When I was wee, I was totally fearless.

I was unafraid of mastering the monkey bars, I rode my scooter right from the top of the slope in our driveway over and over and over, I hung out of the back of my father’s boat and was dragged along in the water in all sorts of instruments. I spent a few mornings before school in my brother’s lap, clutching to the rope of a go-cart and speeding rather haphazardly down our street.

I didn’t mind if a horse threw me, I learnt to ski. I spent most of my childhood in bare feet despite burs and hot concrete.

(I never did quite learn to ride a bike, though. Even with training wheels – but that’s a balance thing. And I wasn’t a brave eater, I was completely cowardly. And I was total rubbish at climbing trees.)

But I was brave.

And, for reasons I still haven’t quite figured out yet, or, care to explain (because, if I’m candid, it’d just be a boring wall of text,) I wasn’t brave for a while.

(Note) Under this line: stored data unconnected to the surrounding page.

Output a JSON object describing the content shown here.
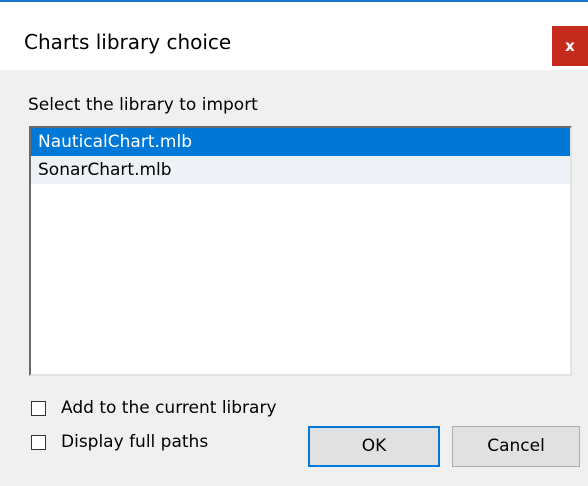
{
  "window": {
    "title": "Charts library choice",
    "close_glyph": "x"
  },
  "prompt": "Select the library to import",
  "libraries": [
    {
      "name": "NauticalChart.mlb",
      "selected": true
    },
    {
      "name": "SonarChart.mlb",
      "selected": false
    }
  ],
  "options": {
    "add_to_current": {
      "label": "Add to the current library",
      "checked": false
    },
    "display_full_paths": {
      "label": "Display full paths",
      "checked": false
    }
  },
  "buttons": {
    "ok": "OK",
    "cancel": "Cancel"
  },
  "colors": {
    "selection": "#0078d7",
    "close_button": "#c42b1c",
    "title_accent": "#1a74d2"
  }
}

And I missed that little girl! I missed her brilliant imagination and panache for sand-castle sculpture and her willingness to try.

But the most important thing is, I think she’s back.

After a brief stint in New Zealand, and a trip to Canada looming in five days (!!) I can safely say that my initial hopes for my gap year have been answered, only tenfold. I suppose a little post-graduate scholarly ambiguity, considerable financial uncertainty and throwing oneself headlong into another culture could be good for some.

(I’m being a cheeky git there, but there’s some truth in it.)

It’s nice to feel daunted and intimidated and challenged, because knowing that it’s all a little bit impossible makes it all the more worth trying.

I’m not entirely confident, or empowered, and I have a bad day every once and a while, but this is good.

Anyway – It’s nice to have her back.